Listeria monocytogenes is one of the major human foodborne pathogens and a prominent model for host-pathogen interactions and pathophysiology research. For many years, public health surveillance of listeriosis outbreaks have relied on low resolution strain typing methods that are difficult to compare across laboratories.

With the advances in sequencing technologies, several research laboratories and reference centers have been implementing the use of WGS to improve strain discrimination. However, this has been done without concertation among public health agencies using locally developed pipelines, thus lacking the standardization needed for detection of international transmissions of strains, and leaving us without a common framework of data interpretation and sharing.

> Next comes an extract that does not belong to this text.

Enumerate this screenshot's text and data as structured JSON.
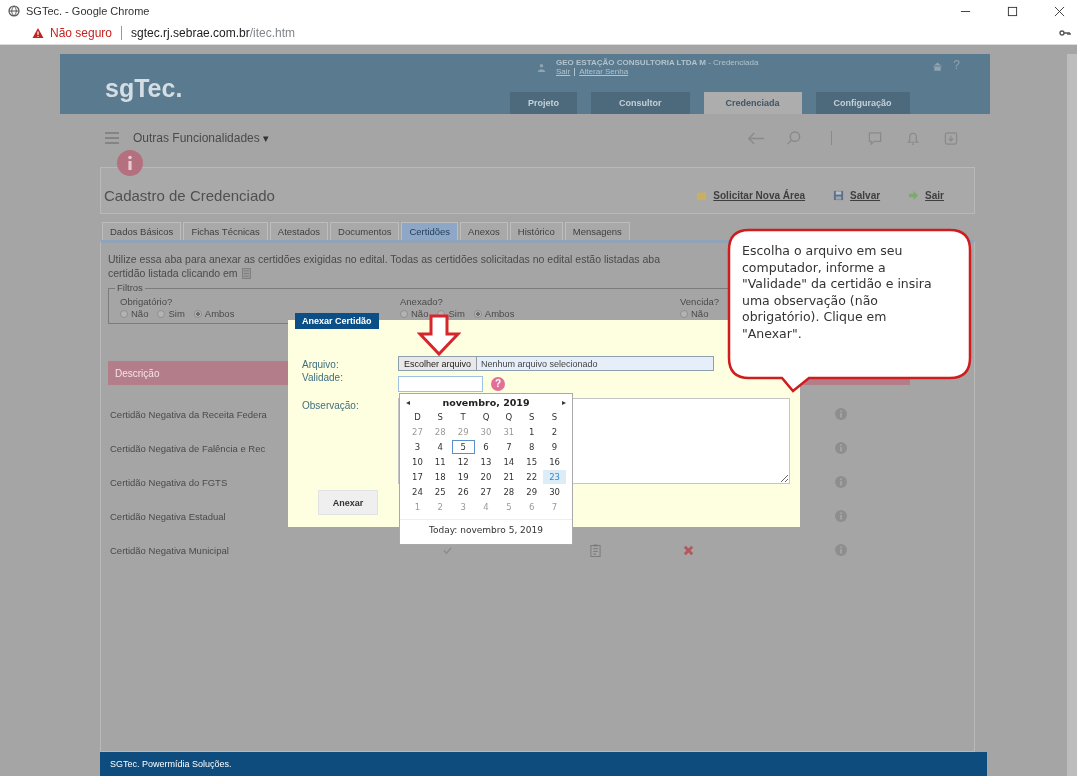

For this reason, Institut Pasteur, together with the Centers for Disease Control and Prevention (United States), Statens Serum Institut (Denmark), Public Health England (United Kingdom), Public Health Agency of Canada and Applied-Maths (Belgium), joined forces to establish a robust, standardized and efficient genome-based system for molecular epidemiological surveillance of L. monocytogenes. This was a challenging project, coordinated by Sylvain Brisse and Marc Lecuit, which I was very happy to join following my participation to the IMMEM-X congress back in 2013 where I met Sylvain.

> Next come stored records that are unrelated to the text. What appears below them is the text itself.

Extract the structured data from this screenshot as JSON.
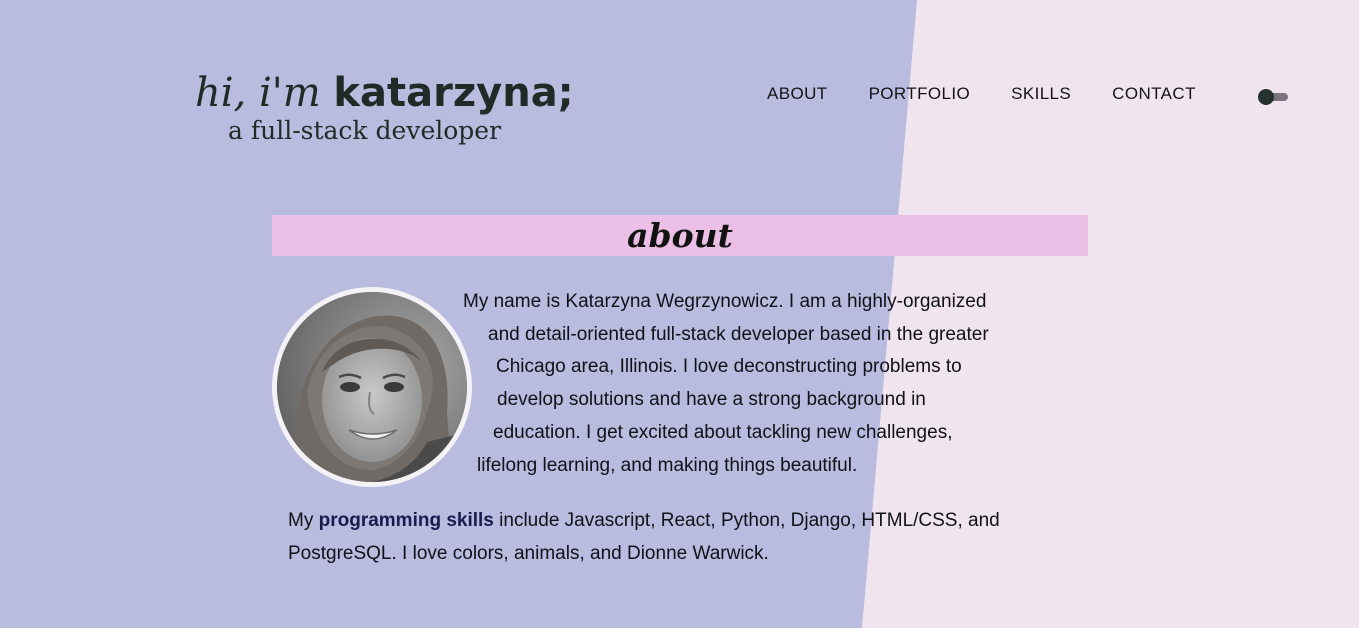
{
  "header": {
    "greeting": "hi, i'm",
    "name": "katarzyna;",
    "tagline": "a full-stack developer"
  },
  "nav": {
    "items": [
      {
        "label": "ABOUT"
      },
      {
        "label": "PORTFOLIO"
      },
      {
        "label": "SKILLS"
      },
      {
        "label": "CONTACT"
      }
    ],
    "theme_toggle_icon": "toggle-switch-icon"
  },
  "about": {
    "title": "about",
    "avatar_icon": "profile-photo",
    "intro_lines": [
      "My name is Katarzyna Wegrzynowicz. I am a highly-organized",
      "and detail-oriented full-stack developer based in the greater",
      "Chicago area, Illinois. I love deconstructing problems to",
      "develop solutions and have a strong background in",
      "education. I get excited about tackling new challenges,",
      "lifelong learning, and making things beautiful."
    ],
    "skills_prefix": "My",
    "skills_emphasis": "programming skills",
    "skills_rest": "include Javascript, React, Python, Django, HTML/CSS, and PostgreSQL. I love colors, animals, and Dionne Warwick."
  },
  "colors": {
    "left_panel": "#b9bbdf",
    "right_panel": "#f0e4ef",
    "title_bar": "#ecbfe6",
    "brand_text": "#1e2b26"
  }
}
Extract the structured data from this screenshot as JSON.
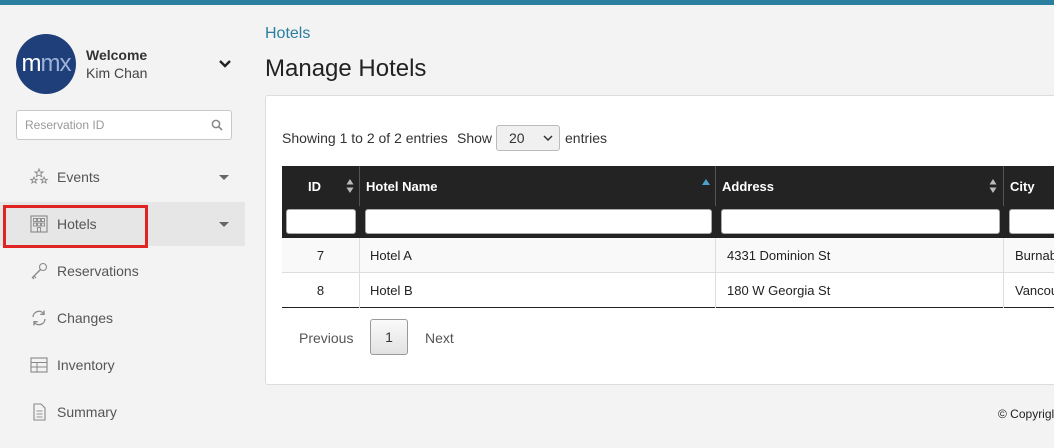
{
  "user": {
    "avatar_text_a": "m",
    "avatar_text_b": "mx",
    "welcome": "Welcome",
    "name": "Kim Chan"
  },
  "search": {
    "placeholder": "Reservation ID"
  },
  "nav": {
    "items": [
      {
        "label": "Events",
        "icon": "stars-icon"
      },
      {
        "label": "Hotels",
        "icon": "building-icon"
      },
      {
        "label": "Reservations",
        "icon": "key-icon"
      },
      {
        "label": "Changes",
        "icon": "refresh-icon"
      },
      {
        "label": "Inventory",
        "icon": "table-icon"
      },
      {
        "label": "Summary",
        "icon": "document-icon"
      }
    ]
  },
  "main": {
    "breadcrumb": "Hotels",
    "title": "Manage Hotels",
    "showing": "Showing 1 to 2 of 2 entries",
    "show_label": "Show",
    "page_size": "20",
    "entries_label": "entries"
  },
  "table": {
    "columns": [
      "ID",
      "Hotel Name",
      "Address",
      "City"
    ],
    "rows": [
      {
        "id": "7",
        "name": "Hotel A",
        "address": "4331 Dominion St",
        "city": "Burnab"
      },
      {
        "id": "8",
        "name": "Hotel B",
        "address": "180 W Georgia St",
        "city": "Vancou"
      }
    ]
  },
  "pager": {
    "previous": "Previous",
    "page": "1",
    "next": "Next"
  },
  "footer": {
    "copyright": "© Copyrigl"
  },
  "colors": {
    "accent": "#2a7fa0",
    "header_bg": "#232323",
    "highlight": "#e02424",
    "avatar_bg": "#1f3f7a"
  }
}
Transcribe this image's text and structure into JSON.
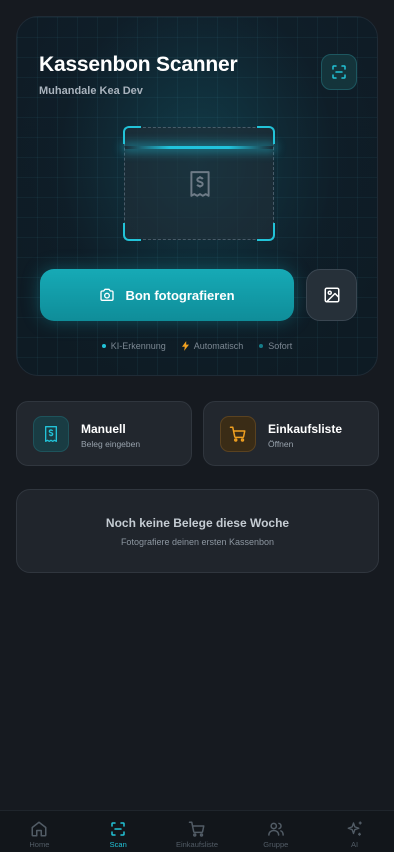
{
  "hero": {
    "title": "Kassenbon Scanner",
    "subtitle": "Muhandale Kea Dev",
    "primary_button": "Bon fotografieren",
    "features": [
      "KI-Erkennung",
      "Automatisch",
      "Sofort"
    ],
    "icons": {
      "scan": "scan-icon",
      "receipt": "receipt-icon",
      "camera": "camera-icon",
      "gallery": "image-icon"
    }
  },
  "cards": [
    {
      "title": "Manuell",
      "subtitle": "Beleg eingeben",
      "icon": "receipt-icon",
      "color": "#22c3d8"
    },
    {
      "title": "Einkaufsliste",
      "subtitle": "Öffnen",
      "icon": "cart-icon",
      "color": "#f0a020"
    }
  ],
  "empty_state": {
    "title": "Noch keine Belege diese Woche",
    "subtitle": "Fotografiere deinen ersten Kassenbon"
  },
  "bottom_nav": {
    "active": "Scan",
    "items": [
      {
        "label": "Home",
        "icon": "home-icon"
      },
      {
        "label": "Scan",
        "icon": "scan-icon"
      },
      {
        "label": "Einkaufsliste",
        "icon": "cart-icon"
      },
      {
        "label": "Gruppe",
        "icon": "users-icon"
      },
      {
        "label": "AI",
        "icon": "sparkles-icon"
      }
    ]
  },
  "colors": {
    "accent": "#22c3d8",
    "cart": "#f0a020",
    "background": "#161a20"
  }
}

The uniquely large data set of genomes gathered in Europe and North America also allowed revisiting the population structure of Lm in full details. By analyzing nearly 1,700 isolates collected from human and food-associated samples, we could detect recent L. monocytogenes intercontinental transmission, and demonstrate the strong heterogeneity in virulence and resistance genomic features among sublineages. In addition, we calibrated the amount of variation within a set of previous outbreaks and, using historical isolates, estimated the short-term evolutionary rate of L. monocytogenes, providing the necessary evolutionary context for epidemiological investigations.

Finally, we provide a unifying nomenclature of L. monocytogenes strains and make it available publically through a user-friendly bioinformatics platform, the BIGSdb-Lm (http://bigsdb.pasteur.fr/listeria/). This genome-based strain nomenclature is poised to become the universal language needed to recognize international diffusion and improve communication in research and public health surveillance.

It is my personal hope that this work will usher real-time international surveillance of L. monocytogenes, one of the world's most significant foodborne pathogens. That’s the next challenge!